Leeke’s theory of “massed skirmishers” needs no further refutation. There can be no question that the officers of Maitland’s guards saw right before them the leading battalions of the Imperial Guard formed in the ordinary manner, in close columns of grand divisions. The skirmishers had all been withdrawn by the time the leading battalions reached the top of the acclivity.

It should, however, be added that the left and rear battalions which Colborne attacked in flank were entirely unaffected by the charge of Maitland’s brigade. The British guards did undoubtedly charge the troops in their front, and drove them down the hill a short distance, but on finding other troops, i.e., the four (or, more probably, three) rear and left battalions of the Imperial Guard, on their right flank, they retired to the crest of the hill, and certainly did not assist the 52d and the other regiments of Adam’s brigade in their brilliant flank attack.
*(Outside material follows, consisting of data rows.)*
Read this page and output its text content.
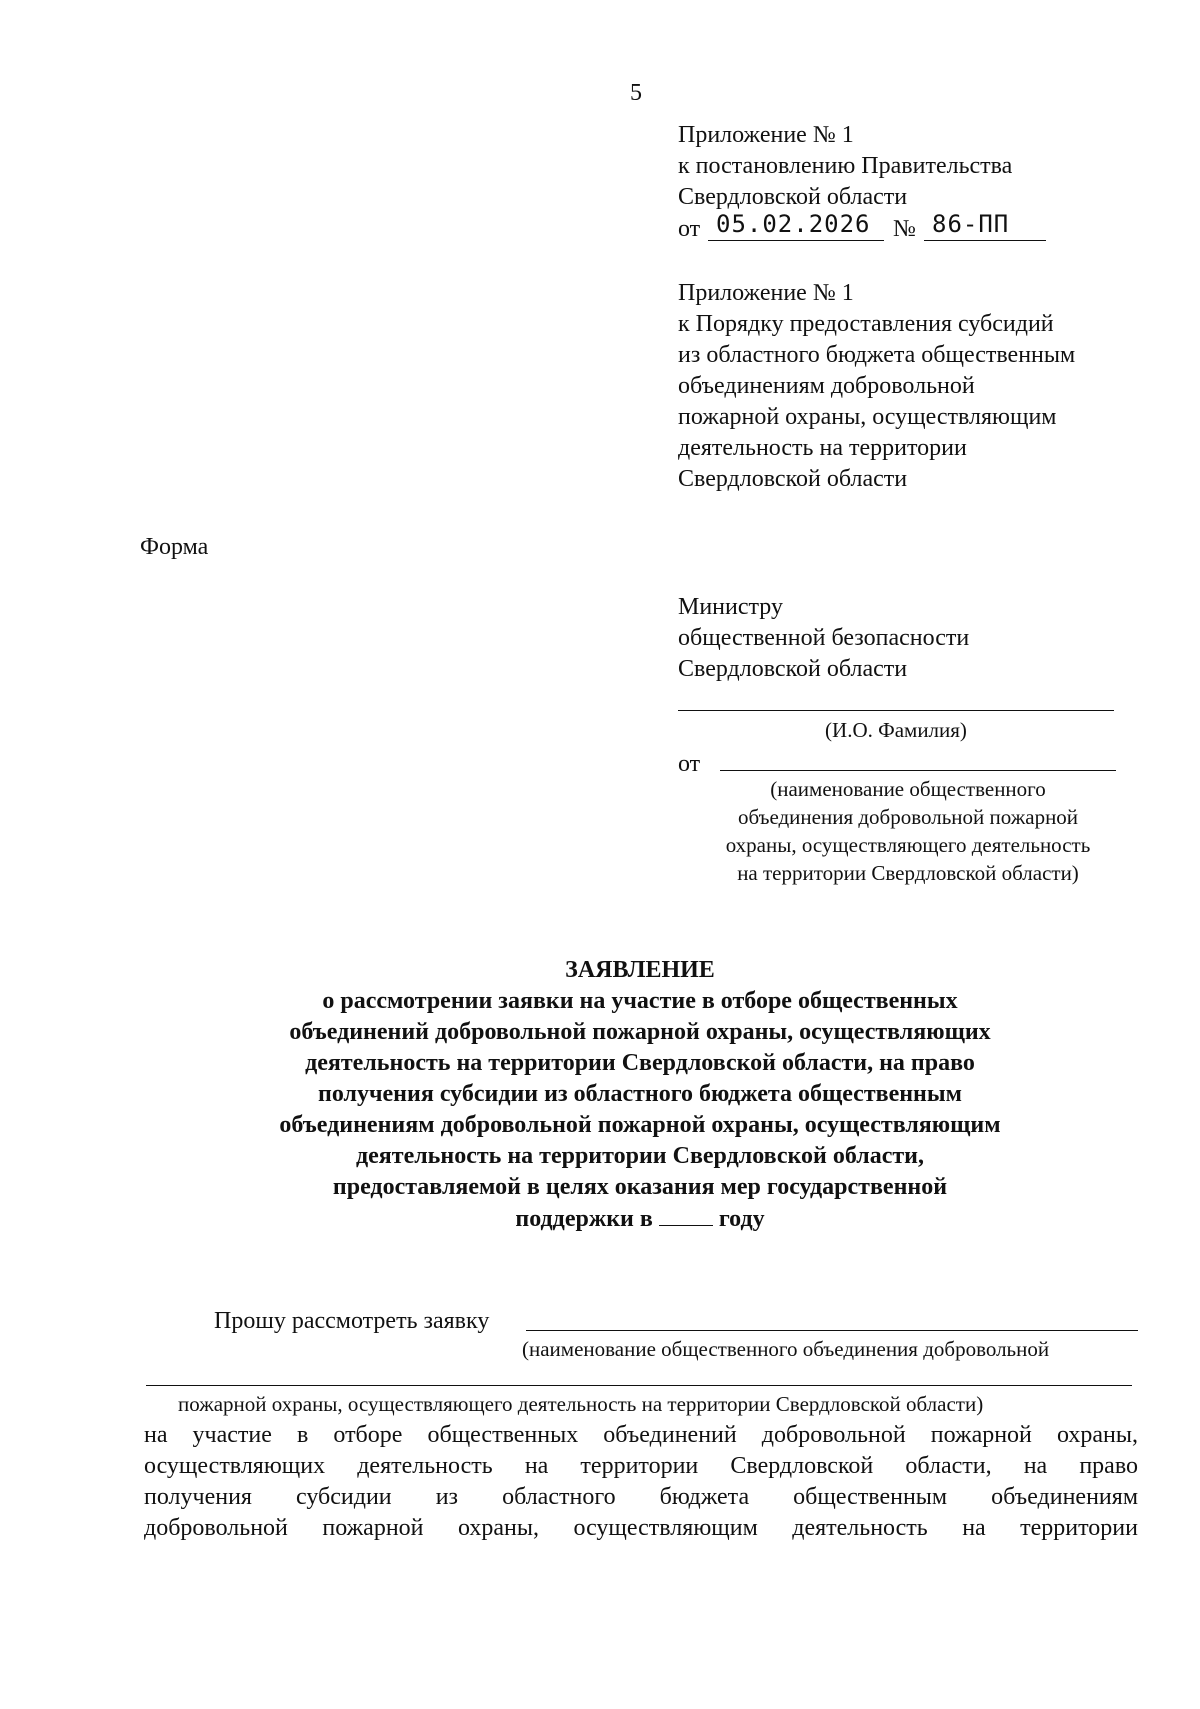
5
Приложение № 1
к постановлению Правительства
Свердловской области
от 05.02.2026 № 86-ПП
Приложение № 1
к Порядку предоставления субсидий
из областного бюджета общественным
объединениям добровольной
пожарной охраны, осуществляющим
деятельность на территории
Свердловской области
Форма
Министру
общественной безопасности
Свердловской области
(И.О. Фамилия)
от
(наименование общественного
объединения добровольной пожарной
охраны, осуществляющего деятельность
на территории Свердловской области)
ЗАЯВЛЕНИЕ
о рассмотрении заявки на участие в отборе общественных
объединений добровольной пожарной охраны, осуществляющих
деятельность на территории Свердловской области, на право
получения субсидии из областного бюджета общественным
объединениям добровольной пожарной охраны, осуществляющим
деятельность на территории Свердловской области,
предоставляемой в целях оказания мер государственной
поддержки в	году
Прошу рассмотреть заявку
(наименование общественного объединения добровольной
пожарной охраны, осуществляющего деятельность на территории Свердловской области)
на участие в отборе общественных объединений добровольной пожарной охраны,
осуществляющих деятельность на территории Свердловской области, на право
получения субсидии из областного бюджета общественным объединениям
добровольной пожарной охраны, осуществляющим деятельность на территории
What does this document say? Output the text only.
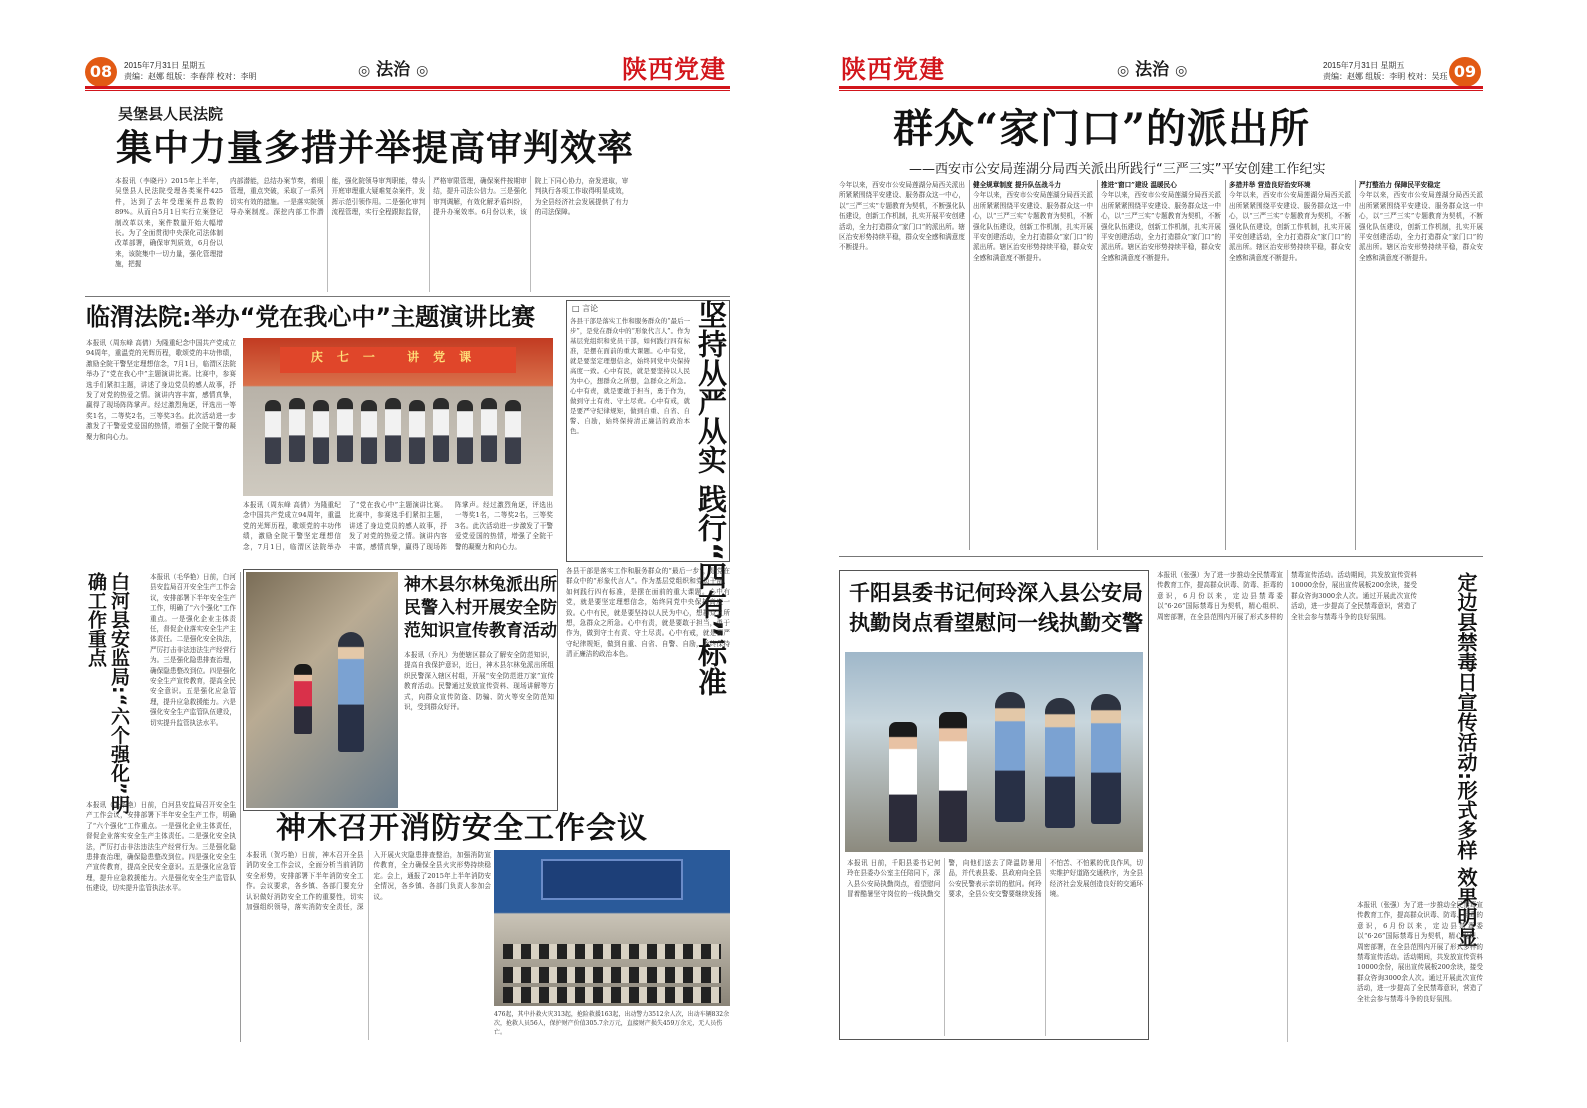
08	2015年7月31日 星期五
责编：赵娜 组版：李春萍 校对：李明	◎ 法治 ◎	陕西党建
吴堡县人民法院
集中力量多措并举提高审判效率
本报讯（李晓丹）2015年上半年，吴堡县人民法院受理各类案件425件，达到了去年受理案件总数的89%。从而自5月1日实行立案登记制改革以来，案件数量开始大幅增长。为了全面贯彻中央深化司法体制改革部署，确保审判质效，6月份以来，该院集中一切力量，强化管理措施，把握
内部潜能，总结办案节奏，着眼管理，重点突破，采取了一系列切实有效的措施。一是落实院领导办案制度。深挖内部工作潜能，强化院领导审判职能，带头开庭审理重大疑难复杂案件，发挥示范引领作用。二是强化审判流程管理，实行全程跟踪监督，严格审限管理，确保案件按期审结，提升司法公信力。三是强化审判调解，有效化解矛盾纠纷，提升办案效率。6月份以来，该院上下同心协力，奋发进取，审判执行各项工作取得明显成效，为全县经济社会发展提供了有力的司法保障。
临渭法院:举办“党在我心中”主题演讲比赛
本报讯（周东峰 高倩）为隆重纪念中国共产党成立94周年，重温党的光辉历程，歌颂党的丰功伟绩，激励全院干警坚定理想信念，7月1日，临渭区法院举办了“党在我心中”主题演讲比赛。比赛中，参赛选手们紧扣主题，讲述了身边党员的感人故事，抒发了对党的热爱之情。演讲内容丰富，感情真挚，赢得了现场阵阵掌声。经过激烈角逐，评选出一等奖1名，二等奖2名，三等奖3名。此次活动进一步激发了干警爱党爱国的热情，增强了全院干警的凝聚力和向心力。
庆七一 讲党课
本报讯（周东峰 高倩）为隆重纪念中国共产党成立94周年，重温党的光辉历程，歌颂党的丰功伟绩，激励全院干警坚定理想信念，7月1日，临渭区法院举办了“党在我心中”主题演讲比赛。比赛中，参赛选手们紧扣主题，讲述了身边党员的感人故事，抒发了对党的热爱之情。演讲内容丰富，感情真挚，赢得了现场阵阵掌声。经过激烈角逐，评选出一等奖1名，二等奖2名，三等奖3名。此次活动进一步激发了干警爱党爱国的热情，增强了全院干警的凝聚力和向心力。
□ 言论
各县干部是落实工作和服务群众的“最后一步”，是党在群众中的“形象代言人”。作为基层党组织和党员干部，如何践行四有标准，是摆在面前的重大课题。心中有党，就是要坚定理想信念，始终同党中央保持高度一致。心中有民，就是要坚持以人民为中心，想群众之所想，急群众之所急。心中有责，就是要敢于担当，勇于作为，做到守土有责、守土尽责。心中有戒，就是要严守纪律规矩，做到自重、自省、自警、自励，始终保持清正廉洁的政治本色。	坚持从严从实 践行“四有”标准
白河县安监局:“六个强化”明确工作重点	本报讯（毛华艳）日前，白河县安监局召开安全生产工作会议，安排部署下半年安全生产工作，明确了“六个强化”工作重点。一是强化企业主体责任，督促企业落实安全生产主体责任。二是强化安全执法，严厉打击非法违法生产经营行为。三是强化隐患排查治理，确保隐患整改到位。四是强化安全生产宣传教育，提高全民安全意识。五是强化应急管理，提升应急救援能力。六是强化安全生产监管队伍建设，切实提升监管执法水平。
本报讯（毛华艳）日前，白河县安监局召开安全生产工作会议，安排部署下半年安全生产工作，明确了“六个强化”工作重点。一是强化企业主体责任，督促企业落实安全生产主体责任。二是强化安全执法，严厉打击非法违法生产经营行为。三是强化隐患排查治理，确保隐患整改到位。四是强化安全生产宣传教育，提高全民安全意识。五是强化应急管理，提升应急救援能力。六是强化安全生产监管队伍建设，切实提升监管执法水平。
神木县尔林兔派出所
民警入村开展安全防
范知识宣传教育活动
本报讯（乔凡）为使辖区群众了解安全防范知识，提高自我保护意识，近日，神木县尔林兔派出所组织民警深入辖区村组，开展“安全防范进万家”宣传教育活动。民警通过发放宣传资料、现场讲解等方式，向群众宣传防盗、防骗、防火等安全防范知识，受到群众好评。
各县干部是落实工作和服务群众的“最后一步”，是党在群众中的“形象代言人”。作为基层党组织和党员干部，如何践行四有标准，是摆在面前的重大课题。心中有党，就是要坚定理想信念，始终同党中央保持高度一致。心中有民，就是要坚持以人民为中心，想群众之所想，急群众之所急。心中有责，就是要敢于担当，勇于作为，做到守土有责、守土尽责。心中有戒，就是要严守纪律规矩，做到自重、自省、自警、自励，始终保持清正廉洁的政治本色。
神木召开消防安全工作会议
本报讯（贺巧艳）日前，神木召开全县消防安全工作会议，全面分析当前消防安全形势，安排部署下半年消防安全工作。会议要求，各乡镇、各部门要充分认识做好消防安全工作的重要性，切实加强组织领导，落实消防安全责任，深入开展火灾隐患排查整治，加强消防宣传教育，全力确保全县火灾形势持续稳定。会上，通报了2015年上半年消防安全情况，各乡镇、各部门负责人参加会议。
476起，其中扑救火灾313起，抢险救援163起，出动警力3512余人次，出动车辆832余次，抢救人员56人，保护财产价值305.7余万元，直接财产损失459万余元，无人员伤亡。
陕西党建	◎ 法治 ◎	2015年7月31日 星期五
责编：赵娜 组版：李明 校对：吴珏 09
群众“家门口”的派出所
——西安市公安局莲湖分局西关派出所践行“三严三实”平安创建工作纪实
今年以来，西安市公安局莲湖分局西关派出所紧紧围绕平安建设、服务群众这一中心，以“三严三实”专题教育为契机，不断强化队伍建设，创新工作机制，扎实开展平安创建活动，全力打造群众“家门口”的派出所。辖区治安形势持续平稳，群众安全感和满意度不断提升。
健全规章制度 提升队伍战斗力
今年以来，西安市公安局莲湖分局西关派出所紧紧围绕平安建设、服务群众这一中心，以“三严三实”专题教育为契机，不断强化队伍建设，创新工作机制，扎实开展平安创建活动，全力打造群众“家门口”的派出所。辖区治安形势持续平稳，群众安全感和满意度不断提升。
推进“窗口”建设 温暖民心
今年以来，西安市公安局莲湖分局西关派出所紧紧围绕平安建设、服务群众这一中心，以“三严三实”专题教育为契机，不断强化队伍建设，创新工作机制，扎实开展平安创建活动，全力打造群众“家门口”的派出所。辖区治安形势持续平稳，群众安全感和满意度不断提升。
多措并举 营造良好治安环境
今年以来，西安市公安局莲湖分局西关派出所紧紧围绕平安建设、服务群众这一中心，以“三严三实”专题教育为契机，不断强化队伍建设，创新工作机制，扎实开展平安创建活动，全力打造群众“家门口”的派出所。辖区治安形势持续平稳，群众安全感和满意度不断提升。
严打整治力 保障民平安稳定
今年以来，西安市公安局莲湖分局西关派出所紧紧围绕平安建设、服务群众这一中心，以“三严三实”专题教育为契机，不断强化队伍建设，创新工作机制，扎实开展平安创建活动，全力打造群众“家门口”的派出所。辖区治安形势持续平稳，群众安全感和满意度不断提升。
千阳县委书记何玲深入县公安局
执勤岗点看望慰问一线执勤交警
本报讯 日前，千阳县委书记何玲在县委办公室主任陪同下，深入县公安局执勤岗点，看望慰问冒着酷暑坚守岗位的一线执勤交警，向他们送去了降温防暑用品，并代表县委、县政府向全县公安民警表示亲切的慰问。何玲要求，全县公安交警要继续发扬不怕苦、不怕累的优良作风，切实维护好道路交通秩序，为全县经济社会发展创造良好的交通环境。
本报讯（张强）为了进一步推动全民禁毒宣传教育工作，提高群众识毒、防毒、拒毒的意识，6月份以来，定边县禁毒委以“6·26”国际禁毒日为契机，精心组织、周密部署，在全县范围内开展了形式多样的禁毒宣传活动。活动期间，共发放宣传资料10000余份，展出宣传展板200余块，接受群众咨询3000余人次。通过开展此次宣传活动，进一步提高了全民禁毒意识，营造了全社会参与禁毒斗争的良好氛围。	定边县禁毒日宣传活动:形式多样 效果明显
本报讯（张强）为了进一步推动全民禁毒宣传教育工作，提高群众识毒、防毒、拒毒的意识，6月份以来，定边县禁毒委以“6·26”国际禁毒日为契机，精心组织、周密部署，在全县范围内开展了形式多样的禁毒宣传活动。活动期间，共发放宣传资料10000余份，展出宣传展板200余块，接受群众咨询3000余人次。通过开展此次宣传活动，进一步提高了全民禁毒意识，营造了全社会参与禁毒斗争的良好氛围。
The credit of having overthrown the rear half of the column of the Imperial Guard is due entirely to that brigade; and it assuredly was a most skilfully designed and daringly executed movement. Colborne saw at a glance that the several battalions of the Guard could not be deployed in such a way as to return anything like as destructive a fire as that which the unbroken line of the 52d could deliver. The Guard undoubtedly did its best; the firing was very hot for a time; Gawler says[771] his regiment lost 150 officers and men in four or five minutes. But his men were perfectly steady; their fire was at very close range and well kept up; they had the advantage of position; the loss of the French columns was fearful;[772] and when Colborne, perceiving that the moment had come, ordered a charge, the Guard broke into a confused mass, and were pursued to and across the Charleroi road. The flank attack of Adam’s brigade was certainly a most brilliant, and yet a well-justified, manœuvre,—impossible to any but veteran troops, and which none but an experienced, vigilant and daring officer would ever have ordered. Colborne took, it must be admitted, great risks. He says himself[773] that, as his skirmishers opened fire on the Guards, his attention was completely drawn to his position and dangerous advance,—a large mass of cavalry having been seen on the right. Certainly it must have required some nerve to decide to run such a risk as this, and on his own responsibility too, for he advanced his regiment before receiving any order from General Adam. But success justified his decision.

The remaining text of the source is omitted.